FFA CAMP: Waverly High School junior Kaylei Denison and senior Dalton Wheeler stand in the Kris Spath’s classroom on Thursday in Waverly. Denison and Wheeler are working to host an agriculture camp through FFA for fourth through eighth graders in July.

WAVERLY – When Kris Spath was holding Zoom calls with her FFA chapter members during quarantine last spring, the idea for hosting a summer agriculturally focused camp for fourth through eighth graders came up. 

Spath said the Zoom calls were related to supervised agricultural experiences (SAE), which FFA chapter members are required to have. The camp has been a long time coming in the midst of a pandemic, Spath said. 

“It was early May (2020) when we thought about it, but you didn’t know if you could get together,” Spath said. “You didn’t know what you could do. So it’s kind of been a long time coming.”

Two of her chapter members, senior Dalton Wheeler and junior Kaylei Denison, jumped at the idea because they both needed an SAE project and were interested in recruitment. 

“We thought that’d be a great experience for us and we both wanted to leave our legacy in Waverly FFA,” Wheeler said. 

The camp will be on July 13 and 14 from 8 a.m. to 12 p.m. Seventh and eighth graders will have their day on July 13 and fourth through sixth graders will meet on July 14. Students will receive an ag camp t-shirt and a drawstring bag filled with different swag like water bottles and masks. 

The cost to register is $10 and students will have until June 1 to sign up. If interested, please send an email to Spath at for a flier. 

Students will learn about plants, animals, soil, natural resources and commodities in the four sections.

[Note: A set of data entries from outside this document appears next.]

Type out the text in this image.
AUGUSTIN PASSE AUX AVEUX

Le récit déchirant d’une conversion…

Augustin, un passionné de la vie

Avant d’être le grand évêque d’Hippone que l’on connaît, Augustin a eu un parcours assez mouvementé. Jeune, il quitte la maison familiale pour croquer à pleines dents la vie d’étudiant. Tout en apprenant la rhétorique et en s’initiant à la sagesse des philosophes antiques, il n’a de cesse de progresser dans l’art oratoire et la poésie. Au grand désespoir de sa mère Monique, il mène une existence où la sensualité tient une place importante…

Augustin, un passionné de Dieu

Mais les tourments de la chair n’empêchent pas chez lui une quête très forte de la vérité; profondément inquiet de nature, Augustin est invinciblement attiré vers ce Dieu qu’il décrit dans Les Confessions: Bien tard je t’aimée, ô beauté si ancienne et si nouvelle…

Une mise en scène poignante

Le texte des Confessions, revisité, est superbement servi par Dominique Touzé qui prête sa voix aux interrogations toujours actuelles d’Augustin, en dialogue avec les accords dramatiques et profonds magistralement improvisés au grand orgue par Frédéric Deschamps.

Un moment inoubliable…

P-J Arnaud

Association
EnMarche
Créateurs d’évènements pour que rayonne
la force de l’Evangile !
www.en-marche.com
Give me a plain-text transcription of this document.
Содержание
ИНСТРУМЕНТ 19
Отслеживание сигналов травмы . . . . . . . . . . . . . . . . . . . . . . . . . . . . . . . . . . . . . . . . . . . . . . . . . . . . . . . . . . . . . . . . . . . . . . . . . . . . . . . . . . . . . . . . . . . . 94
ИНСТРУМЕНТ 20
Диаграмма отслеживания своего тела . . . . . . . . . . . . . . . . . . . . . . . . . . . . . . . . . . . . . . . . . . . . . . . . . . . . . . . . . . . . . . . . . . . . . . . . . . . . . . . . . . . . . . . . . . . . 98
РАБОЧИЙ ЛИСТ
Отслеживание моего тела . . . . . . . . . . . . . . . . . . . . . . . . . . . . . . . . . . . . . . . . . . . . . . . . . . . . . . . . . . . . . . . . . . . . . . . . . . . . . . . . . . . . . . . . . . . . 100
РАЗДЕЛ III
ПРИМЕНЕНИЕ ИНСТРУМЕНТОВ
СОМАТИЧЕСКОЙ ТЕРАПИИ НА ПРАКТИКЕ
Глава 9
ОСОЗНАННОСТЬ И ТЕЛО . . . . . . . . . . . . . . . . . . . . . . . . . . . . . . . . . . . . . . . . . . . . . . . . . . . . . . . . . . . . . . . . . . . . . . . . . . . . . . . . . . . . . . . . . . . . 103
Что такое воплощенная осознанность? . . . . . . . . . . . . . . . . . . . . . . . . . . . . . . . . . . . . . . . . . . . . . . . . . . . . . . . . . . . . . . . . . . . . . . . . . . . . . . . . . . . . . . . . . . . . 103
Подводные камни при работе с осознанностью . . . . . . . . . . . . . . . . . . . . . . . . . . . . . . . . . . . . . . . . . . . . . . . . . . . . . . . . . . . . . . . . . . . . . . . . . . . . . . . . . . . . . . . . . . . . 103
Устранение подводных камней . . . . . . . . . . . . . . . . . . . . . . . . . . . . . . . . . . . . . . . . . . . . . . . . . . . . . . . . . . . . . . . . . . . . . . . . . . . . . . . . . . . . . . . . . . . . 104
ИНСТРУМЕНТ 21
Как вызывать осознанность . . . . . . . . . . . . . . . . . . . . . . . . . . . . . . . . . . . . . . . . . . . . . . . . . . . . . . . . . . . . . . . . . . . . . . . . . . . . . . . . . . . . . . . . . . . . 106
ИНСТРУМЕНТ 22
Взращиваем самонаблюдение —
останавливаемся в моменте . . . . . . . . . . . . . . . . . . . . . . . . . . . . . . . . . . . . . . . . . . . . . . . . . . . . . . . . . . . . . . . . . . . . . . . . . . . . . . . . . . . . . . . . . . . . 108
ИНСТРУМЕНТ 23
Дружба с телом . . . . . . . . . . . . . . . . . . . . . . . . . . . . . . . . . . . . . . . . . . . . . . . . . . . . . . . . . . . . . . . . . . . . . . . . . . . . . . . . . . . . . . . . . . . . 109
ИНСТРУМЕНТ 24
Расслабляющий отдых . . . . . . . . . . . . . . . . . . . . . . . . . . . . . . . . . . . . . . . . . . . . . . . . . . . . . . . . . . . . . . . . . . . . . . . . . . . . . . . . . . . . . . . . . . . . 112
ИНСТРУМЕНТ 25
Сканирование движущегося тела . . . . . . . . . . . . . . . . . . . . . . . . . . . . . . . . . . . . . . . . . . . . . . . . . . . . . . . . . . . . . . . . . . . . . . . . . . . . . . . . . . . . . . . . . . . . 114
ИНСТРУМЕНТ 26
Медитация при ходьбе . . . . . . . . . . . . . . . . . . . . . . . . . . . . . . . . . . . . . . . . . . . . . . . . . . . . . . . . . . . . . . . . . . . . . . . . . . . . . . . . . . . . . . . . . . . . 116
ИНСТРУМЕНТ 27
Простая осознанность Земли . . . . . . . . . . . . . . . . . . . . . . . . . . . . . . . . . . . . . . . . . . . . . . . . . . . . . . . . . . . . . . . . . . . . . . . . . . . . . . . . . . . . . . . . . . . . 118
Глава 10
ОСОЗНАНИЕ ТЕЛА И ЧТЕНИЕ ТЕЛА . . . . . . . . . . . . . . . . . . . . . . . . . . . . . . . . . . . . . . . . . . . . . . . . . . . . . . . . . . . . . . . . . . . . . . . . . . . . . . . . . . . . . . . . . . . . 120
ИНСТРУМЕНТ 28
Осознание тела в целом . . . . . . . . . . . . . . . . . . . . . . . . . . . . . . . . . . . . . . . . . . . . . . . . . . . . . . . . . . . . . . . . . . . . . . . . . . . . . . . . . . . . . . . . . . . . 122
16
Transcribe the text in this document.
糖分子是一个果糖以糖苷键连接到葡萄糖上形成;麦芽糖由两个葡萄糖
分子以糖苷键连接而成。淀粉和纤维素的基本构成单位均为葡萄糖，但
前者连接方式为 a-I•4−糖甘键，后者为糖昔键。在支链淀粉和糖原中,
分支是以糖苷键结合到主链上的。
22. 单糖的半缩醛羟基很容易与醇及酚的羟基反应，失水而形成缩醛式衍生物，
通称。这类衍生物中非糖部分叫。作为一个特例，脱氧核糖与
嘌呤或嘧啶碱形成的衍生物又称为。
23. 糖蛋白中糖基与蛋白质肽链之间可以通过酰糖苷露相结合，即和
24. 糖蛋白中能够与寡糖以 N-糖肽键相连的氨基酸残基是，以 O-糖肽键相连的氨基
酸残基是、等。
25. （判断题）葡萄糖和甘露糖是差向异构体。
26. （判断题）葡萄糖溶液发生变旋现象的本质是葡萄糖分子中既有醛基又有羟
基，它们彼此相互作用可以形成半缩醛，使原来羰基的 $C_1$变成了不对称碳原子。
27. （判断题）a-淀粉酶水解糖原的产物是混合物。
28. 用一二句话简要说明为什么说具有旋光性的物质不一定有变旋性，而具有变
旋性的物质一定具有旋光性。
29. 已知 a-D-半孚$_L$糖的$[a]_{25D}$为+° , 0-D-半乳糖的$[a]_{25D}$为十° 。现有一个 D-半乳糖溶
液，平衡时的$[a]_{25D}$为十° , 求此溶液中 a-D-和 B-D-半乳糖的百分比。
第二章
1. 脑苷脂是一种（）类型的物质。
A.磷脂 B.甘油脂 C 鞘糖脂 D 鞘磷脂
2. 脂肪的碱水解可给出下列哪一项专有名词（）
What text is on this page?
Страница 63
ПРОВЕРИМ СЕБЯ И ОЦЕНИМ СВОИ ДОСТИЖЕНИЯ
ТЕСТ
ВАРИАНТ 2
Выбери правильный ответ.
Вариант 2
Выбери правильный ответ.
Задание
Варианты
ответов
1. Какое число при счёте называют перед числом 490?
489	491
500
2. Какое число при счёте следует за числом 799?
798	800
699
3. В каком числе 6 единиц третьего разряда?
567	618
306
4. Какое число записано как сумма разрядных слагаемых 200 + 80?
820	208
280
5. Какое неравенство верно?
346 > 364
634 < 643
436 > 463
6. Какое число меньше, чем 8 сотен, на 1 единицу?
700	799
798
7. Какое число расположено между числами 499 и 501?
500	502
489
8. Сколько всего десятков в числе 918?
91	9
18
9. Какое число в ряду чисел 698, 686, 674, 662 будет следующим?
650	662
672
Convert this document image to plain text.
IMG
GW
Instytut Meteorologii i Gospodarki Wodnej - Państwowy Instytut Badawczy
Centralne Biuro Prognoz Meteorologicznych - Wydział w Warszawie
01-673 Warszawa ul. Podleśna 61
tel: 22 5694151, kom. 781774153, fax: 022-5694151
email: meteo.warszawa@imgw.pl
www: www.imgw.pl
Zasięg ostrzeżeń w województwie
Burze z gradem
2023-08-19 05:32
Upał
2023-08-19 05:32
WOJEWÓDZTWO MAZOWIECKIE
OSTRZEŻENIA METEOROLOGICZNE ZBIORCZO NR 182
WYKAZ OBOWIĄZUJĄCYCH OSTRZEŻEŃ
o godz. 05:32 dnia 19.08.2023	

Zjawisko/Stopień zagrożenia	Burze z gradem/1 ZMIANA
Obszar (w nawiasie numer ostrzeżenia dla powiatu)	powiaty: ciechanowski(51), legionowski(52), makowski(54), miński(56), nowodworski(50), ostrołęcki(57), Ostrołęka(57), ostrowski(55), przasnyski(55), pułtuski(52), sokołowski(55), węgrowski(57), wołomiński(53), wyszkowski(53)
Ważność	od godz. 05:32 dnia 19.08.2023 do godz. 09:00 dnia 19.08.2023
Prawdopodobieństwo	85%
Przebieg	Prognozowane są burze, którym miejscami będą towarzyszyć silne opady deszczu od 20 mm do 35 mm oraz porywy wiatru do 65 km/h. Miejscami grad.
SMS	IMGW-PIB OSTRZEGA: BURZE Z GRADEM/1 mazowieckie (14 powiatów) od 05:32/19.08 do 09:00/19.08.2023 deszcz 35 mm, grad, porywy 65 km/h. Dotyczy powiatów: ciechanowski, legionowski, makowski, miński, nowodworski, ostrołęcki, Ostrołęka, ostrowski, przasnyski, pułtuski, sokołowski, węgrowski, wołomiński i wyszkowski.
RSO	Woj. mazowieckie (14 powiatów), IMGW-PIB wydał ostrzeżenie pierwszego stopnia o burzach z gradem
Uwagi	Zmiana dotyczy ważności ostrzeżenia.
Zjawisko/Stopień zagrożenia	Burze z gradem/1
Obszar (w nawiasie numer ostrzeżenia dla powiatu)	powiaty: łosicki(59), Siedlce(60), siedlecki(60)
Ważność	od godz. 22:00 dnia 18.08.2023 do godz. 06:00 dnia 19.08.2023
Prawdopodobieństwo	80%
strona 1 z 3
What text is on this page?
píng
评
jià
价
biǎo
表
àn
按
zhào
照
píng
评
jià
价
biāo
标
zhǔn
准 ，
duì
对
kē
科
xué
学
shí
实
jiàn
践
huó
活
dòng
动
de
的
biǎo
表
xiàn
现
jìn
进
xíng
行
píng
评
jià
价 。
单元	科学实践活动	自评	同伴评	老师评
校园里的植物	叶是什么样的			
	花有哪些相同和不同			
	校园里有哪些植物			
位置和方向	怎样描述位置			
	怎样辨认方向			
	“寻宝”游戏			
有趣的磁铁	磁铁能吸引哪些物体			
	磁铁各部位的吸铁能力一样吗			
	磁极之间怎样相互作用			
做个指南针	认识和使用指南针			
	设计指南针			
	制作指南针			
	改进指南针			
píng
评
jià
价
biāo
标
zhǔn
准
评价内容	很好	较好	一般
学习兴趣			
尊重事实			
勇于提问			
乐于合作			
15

These sections will be led by FFA chapter members. 

Spath said for the commodities portion, campers will be participating in a trading game to teach them about the global economy and trading commodities. The campers will also engage in a natural resources scavenger hunt amongst other topic-related activities. 

Both Wheeler and Denison said the objective of the camp is to recruit more students for FFA and inform them about the organization and what it takes to be a part of FFA. When Denison joined her freshman year, she had no idea one had to be taking an agriculture class to join. 

“I’m pretty sure that I was 

thrown into the ag class, but I ended up really enjoying it,” Denison said. “Most kids don’t know how to be in FFA and what it’s about. For me and Dalton, getting freshmen in and getting that influence to younger kids was probably our biggest goal.”

Wheeler, a sophomore at the time, joined the same year as Denison. The soon-to-be senior said he hopes the campers will learn more about agriculture through the camp, which is exactly why he and Denison joined FFA in the first place. 

“We’re both not farmers but we’re both in FFA to find more about agriculture and more about who we are as people,” Wheeler said.

Denison said this camp will help younger students to understand that FFA isn’t all about agriculture. 

“They’re going to experience the fun side of agriculture and that it’s not all just farming,” she said.